34 à 57% de grévistes à Fr3 Rhône-Alpes-Auvergne & Bourgogne

La grève nationale à France 3 a été fortement suivie lundi dans les régions Rhône-Alpes-Auvergne (avec 34% de grévistes selon la direction) et Bourgogne (entre 55 et 57%), contre 27% au niveau national.

Les grévistes des régions se sont notamment inquiétés de la suppression partielle de la publicité, entrée en vigueur lundi à France Télévisions, qui selon eux menace en première ligne les éditions régionales.

"Avant 20H00, il va falloir caser le plus de pub possible, il n'y a donc plus de place pour les éditions locales. En gros, cette tranche de 19h-20h, c'est une tranche de publicité interrompue par un peu d'information", a déclaré à la presse Myriam Figureau, déléguée SNJ à France 3 Rhône-Alpes-Auvergne, en marge d'une assemblée générale des grévistes.

"Résultat, en région, les éditions locales sont avancées à 18H38, au lieu de 18H50, qui était une meilleure exposition horaire" et le journal régional, avancé à 18H55 selon la direction, sera précédé d'un "tunnel de publicité", s'alarment les journalistes dans un communiqué.

A la rédaction de France 3 Bourgogne, à Dijon, une soixantaine des 143 salariés se sont réunis sur le grand plateau de la chaîne régionale, où étaient venus les soutenir des parlementaires socialistes.

"Nous allons continuer à nous battre au Sénat" contre cette réforme, qui doit commencer à être examinée mercredi à la Chambre haute, a déclaré Didier Mathus, vice-président du groupe PS à l'Assemblée nationale, en charge des médias et de l'audiovisuel.

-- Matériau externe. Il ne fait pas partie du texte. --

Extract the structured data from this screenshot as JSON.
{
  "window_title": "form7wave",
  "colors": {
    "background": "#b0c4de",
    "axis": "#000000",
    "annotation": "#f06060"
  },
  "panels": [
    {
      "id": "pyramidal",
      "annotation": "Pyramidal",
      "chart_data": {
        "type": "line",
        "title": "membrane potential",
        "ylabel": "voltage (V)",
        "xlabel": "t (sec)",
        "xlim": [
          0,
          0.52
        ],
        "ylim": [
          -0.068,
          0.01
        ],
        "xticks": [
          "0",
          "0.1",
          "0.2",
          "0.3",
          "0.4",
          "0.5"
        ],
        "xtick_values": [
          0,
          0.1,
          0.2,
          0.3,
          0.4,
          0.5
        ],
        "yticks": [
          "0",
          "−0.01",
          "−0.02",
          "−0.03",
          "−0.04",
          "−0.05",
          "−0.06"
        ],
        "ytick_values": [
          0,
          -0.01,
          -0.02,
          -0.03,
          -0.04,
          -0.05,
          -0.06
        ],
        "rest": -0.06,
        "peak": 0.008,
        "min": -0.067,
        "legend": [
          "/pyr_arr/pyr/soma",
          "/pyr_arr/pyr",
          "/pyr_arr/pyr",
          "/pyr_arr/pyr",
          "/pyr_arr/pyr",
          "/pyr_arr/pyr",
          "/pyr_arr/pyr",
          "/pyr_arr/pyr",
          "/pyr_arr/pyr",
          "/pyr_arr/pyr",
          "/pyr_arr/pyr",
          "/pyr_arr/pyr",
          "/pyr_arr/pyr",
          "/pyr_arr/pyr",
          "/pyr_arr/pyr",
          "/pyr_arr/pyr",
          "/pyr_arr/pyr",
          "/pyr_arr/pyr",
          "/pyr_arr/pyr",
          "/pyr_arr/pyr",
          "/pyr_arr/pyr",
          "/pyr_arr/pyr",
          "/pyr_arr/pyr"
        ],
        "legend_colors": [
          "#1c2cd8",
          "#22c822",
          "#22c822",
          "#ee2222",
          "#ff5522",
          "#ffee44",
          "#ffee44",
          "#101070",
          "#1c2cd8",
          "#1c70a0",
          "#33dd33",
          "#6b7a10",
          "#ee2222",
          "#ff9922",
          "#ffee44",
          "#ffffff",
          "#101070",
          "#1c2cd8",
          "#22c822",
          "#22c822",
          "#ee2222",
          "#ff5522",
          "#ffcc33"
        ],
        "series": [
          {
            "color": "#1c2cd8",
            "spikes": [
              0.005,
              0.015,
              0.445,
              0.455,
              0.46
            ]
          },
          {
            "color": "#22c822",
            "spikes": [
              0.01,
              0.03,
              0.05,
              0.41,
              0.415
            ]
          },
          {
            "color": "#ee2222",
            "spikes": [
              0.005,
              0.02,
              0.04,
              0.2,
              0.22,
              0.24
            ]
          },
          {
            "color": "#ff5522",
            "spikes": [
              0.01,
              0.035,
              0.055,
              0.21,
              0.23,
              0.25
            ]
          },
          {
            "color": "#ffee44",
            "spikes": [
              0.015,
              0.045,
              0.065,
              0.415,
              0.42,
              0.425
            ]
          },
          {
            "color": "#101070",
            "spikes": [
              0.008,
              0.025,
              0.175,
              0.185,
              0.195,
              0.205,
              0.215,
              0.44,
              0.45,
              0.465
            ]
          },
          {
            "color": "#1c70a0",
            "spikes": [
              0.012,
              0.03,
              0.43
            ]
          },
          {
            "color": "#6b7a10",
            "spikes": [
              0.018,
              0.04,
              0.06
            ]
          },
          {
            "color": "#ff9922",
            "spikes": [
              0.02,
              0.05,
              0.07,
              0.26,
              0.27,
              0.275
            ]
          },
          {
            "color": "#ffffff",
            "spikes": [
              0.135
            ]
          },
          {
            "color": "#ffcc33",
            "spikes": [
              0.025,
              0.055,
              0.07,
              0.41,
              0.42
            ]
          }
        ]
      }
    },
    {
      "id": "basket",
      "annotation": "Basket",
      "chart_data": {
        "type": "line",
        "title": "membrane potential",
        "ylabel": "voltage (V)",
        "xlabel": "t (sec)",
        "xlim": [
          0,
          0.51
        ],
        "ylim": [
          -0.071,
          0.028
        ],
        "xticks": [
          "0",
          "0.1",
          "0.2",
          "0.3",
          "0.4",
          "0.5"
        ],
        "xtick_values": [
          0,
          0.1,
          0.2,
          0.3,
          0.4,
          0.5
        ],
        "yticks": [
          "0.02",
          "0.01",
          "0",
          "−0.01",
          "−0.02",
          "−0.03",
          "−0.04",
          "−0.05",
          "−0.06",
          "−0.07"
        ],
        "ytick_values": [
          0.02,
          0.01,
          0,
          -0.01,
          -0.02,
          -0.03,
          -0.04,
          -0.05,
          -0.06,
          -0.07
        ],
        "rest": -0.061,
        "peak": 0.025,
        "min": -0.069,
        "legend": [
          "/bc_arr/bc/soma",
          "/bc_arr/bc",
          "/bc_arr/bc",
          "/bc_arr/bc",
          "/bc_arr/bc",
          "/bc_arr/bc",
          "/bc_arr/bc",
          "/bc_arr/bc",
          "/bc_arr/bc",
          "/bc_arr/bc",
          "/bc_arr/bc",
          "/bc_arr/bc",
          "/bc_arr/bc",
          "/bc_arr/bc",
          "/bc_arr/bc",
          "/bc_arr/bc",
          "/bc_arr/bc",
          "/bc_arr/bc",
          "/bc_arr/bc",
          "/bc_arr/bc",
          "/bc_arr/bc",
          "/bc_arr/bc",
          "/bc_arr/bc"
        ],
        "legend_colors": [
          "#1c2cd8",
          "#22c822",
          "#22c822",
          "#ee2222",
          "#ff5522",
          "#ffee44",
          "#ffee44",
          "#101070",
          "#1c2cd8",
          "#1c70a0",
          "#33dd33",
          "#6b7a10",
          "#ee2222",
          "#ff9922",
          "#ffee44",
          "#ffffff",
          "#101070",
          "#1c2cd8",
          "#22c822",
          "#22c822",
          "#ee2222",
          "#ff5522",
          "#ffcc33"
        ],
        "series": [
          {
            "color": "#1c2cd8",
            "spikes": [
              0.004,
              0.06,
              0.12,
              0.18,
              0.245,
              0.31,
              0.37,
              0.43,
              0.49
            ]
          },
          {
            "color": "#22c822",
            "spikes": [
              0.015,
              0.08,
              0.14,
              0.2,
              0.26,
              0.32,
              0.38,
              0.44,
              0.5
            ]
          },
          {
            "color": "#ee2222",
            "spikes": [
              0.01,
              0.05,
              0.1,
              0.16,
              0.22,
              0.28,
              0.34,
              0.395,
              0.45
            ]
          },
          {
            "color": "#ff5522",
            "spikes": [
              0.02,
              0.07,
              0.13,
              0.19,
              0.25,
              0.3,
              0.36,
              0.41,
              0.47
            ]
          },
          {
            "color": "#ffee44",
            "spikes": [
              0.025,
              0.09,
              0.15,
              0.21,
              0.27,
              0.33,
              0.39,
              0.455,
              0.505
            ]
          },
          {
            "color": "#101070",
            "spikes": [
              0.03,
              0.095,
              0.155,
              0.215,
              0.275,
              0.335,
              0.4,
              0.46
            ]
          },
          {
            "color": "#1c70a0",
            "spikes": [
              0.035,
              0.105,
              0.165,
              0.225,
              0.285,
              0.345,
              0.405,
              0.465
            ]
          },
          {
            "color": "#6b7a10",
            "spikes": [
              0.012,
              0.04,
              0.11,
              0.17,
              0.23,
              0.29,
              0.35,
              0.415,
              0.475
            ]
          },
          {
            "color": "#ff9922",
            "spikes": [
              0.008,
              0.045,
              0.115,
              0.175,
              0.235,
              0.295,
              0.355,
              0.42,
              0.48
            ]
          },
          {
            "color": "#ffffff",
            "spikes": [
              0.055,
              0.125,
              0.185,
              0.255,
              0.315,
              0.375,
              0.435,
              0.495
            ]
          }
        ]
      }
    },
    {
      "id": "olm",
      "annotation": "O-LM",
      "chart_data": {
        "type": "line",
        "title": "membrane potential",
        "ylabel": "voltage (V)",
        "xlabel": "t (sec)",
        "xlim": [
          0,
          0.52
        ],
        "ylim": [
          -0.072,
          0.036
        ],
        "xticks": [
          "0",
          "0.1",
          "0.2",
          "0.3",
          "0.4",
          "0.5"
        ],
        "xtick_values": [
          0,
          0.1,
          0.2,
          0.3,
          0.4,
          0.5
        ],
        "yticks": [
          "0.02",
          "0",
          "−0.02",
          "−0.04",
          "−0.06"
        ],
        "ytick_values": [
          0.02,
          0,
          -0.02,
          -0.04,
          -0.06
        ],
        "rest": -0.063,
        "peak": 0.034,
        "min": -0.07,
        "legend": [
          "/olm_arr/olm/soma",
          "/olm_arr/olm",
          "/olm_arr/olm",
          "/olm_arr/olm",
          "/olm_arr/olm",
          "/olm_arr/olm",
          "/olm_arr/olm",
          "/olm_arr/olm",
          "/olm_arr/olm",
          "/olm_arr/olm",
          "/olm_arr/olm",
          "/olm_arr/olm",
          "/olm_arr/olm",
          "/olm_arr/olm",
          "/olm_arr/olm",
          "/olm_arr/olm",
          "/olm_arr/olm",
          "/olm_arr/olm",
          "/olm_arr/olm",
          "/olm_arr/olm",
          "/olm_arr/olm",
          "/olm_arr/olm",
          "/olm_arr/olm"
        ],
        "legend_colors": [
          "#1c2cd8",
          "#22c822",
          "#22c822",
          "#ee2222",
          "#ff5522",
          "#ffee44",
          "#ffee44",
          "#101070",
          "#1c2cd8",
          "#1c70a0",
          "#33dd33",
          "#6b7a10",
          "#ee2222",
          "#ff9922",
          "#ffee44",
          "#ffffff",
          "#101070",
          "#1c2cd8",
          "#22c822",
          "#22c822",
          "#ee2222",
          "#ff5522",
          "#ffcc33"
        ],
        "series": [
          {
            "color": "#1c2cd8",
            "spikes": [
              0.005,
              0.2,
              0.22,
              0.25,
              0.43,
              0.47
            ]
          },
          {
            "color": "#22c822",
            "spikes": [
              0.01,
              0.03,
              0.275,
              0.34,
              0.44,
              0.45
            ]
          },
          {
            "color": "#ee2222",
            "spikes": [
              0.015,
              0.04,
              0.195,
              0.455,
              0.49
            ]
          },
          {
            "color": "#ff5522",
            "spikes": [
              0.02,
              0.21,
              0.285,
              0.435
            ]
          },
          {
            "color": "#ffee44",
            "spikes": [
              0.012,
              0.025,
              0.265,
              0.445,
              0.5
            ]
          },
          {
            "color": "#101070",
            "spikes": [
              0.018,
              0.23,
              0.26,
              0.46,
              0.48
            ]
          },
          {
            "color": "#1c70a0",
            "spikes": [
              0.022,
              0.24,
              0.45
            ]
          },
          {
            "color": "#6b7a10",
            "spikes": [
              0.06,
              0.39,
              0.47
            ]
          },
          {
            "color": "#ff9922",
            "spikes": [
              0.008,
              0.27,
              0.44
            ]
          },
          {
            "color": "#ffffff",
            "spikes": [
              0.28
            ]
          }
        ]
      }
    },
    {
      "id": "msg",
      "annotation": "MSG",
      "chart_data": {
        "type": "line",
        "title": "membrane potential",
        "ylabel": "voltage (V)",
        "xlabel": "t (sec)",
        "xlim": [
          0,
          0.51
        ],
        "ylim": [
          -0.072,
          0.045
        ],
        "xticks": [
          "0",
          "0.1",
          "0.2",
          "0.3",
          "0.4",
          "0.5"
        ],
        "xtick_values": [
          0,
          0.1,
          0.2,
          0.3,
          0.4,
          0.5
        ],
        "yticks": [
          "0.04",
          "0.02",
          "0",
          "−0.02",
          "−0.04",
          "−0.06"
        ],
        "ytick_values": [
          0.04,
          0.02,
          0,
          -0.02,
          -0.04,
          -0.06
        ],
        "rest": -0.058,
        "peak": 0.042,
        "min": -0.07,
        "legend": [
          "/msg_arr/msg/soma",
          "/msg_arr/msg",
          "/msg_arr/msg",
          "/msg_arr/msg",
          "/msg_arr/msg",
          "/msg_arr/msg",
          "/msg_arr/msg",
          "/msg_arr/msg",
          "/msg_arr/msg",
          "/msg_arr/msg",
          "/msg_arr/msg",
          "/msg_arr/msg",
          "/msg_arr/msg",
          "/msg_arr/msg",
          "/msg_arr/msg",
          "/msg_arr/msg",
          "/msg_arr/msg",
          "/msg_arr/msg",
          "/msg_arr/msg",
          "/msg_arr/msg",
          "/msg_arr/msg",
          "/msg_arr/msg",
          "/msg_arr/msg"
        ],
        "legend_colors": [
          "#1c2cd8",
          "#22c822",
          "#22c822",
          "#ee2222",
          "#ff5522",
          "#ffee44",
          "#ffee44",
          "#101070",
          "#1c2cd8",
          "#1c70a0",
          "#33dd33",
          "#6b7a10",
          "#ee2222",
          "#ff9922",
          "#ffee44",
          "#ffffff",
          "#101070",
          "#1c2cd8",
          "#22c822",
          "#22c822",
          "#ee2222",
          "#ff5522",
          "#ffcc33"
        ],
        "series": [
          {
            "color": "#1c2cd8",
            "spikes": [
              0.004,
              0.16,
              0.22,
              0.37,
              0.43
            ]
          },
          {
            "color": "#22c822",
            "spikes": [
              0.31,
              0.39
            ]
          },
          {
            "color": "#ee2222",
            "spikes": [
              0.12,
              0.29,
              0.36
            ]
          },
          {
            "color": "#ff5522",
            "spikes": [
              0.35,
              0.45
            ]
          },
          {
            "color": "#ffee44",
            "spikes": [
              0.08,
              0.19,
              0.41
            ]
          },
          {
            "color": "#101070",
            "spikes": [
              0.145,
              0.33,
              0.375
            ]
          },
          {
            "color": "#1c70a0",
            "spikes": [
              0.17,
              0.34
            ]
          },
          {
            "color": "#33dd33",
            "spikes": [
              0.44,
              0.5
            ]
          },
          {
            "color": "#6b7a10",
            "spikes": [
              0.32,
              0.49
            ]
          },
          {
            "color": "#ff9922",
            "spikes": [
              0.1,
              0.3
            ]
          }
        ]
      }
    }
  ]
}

"Et ensuite nous saisirons le Conseil constitutionnel sur des propositions qui ne nous semblent pas conformes, comme la désignation des présidents de chaînes par l'exécutif", a ajouté M. Mathus.

"La télévision publique est en danger et ses salariés ont raison de se mobiliser, c'est pour cela que je suis venu leur apporter mon soutien", a affirmé François Patriat, sénateur (PS) et président du conseil régional de Bourgogne. Autant d'assurances qui n'ont pas rassuré les syndicalistes présents.

"Nous avons bien peur de ne plus avoir les moyens d'assurer les programmes", s'est notamment inquiété Jean-Pierre Billot, délégué CFDT-média.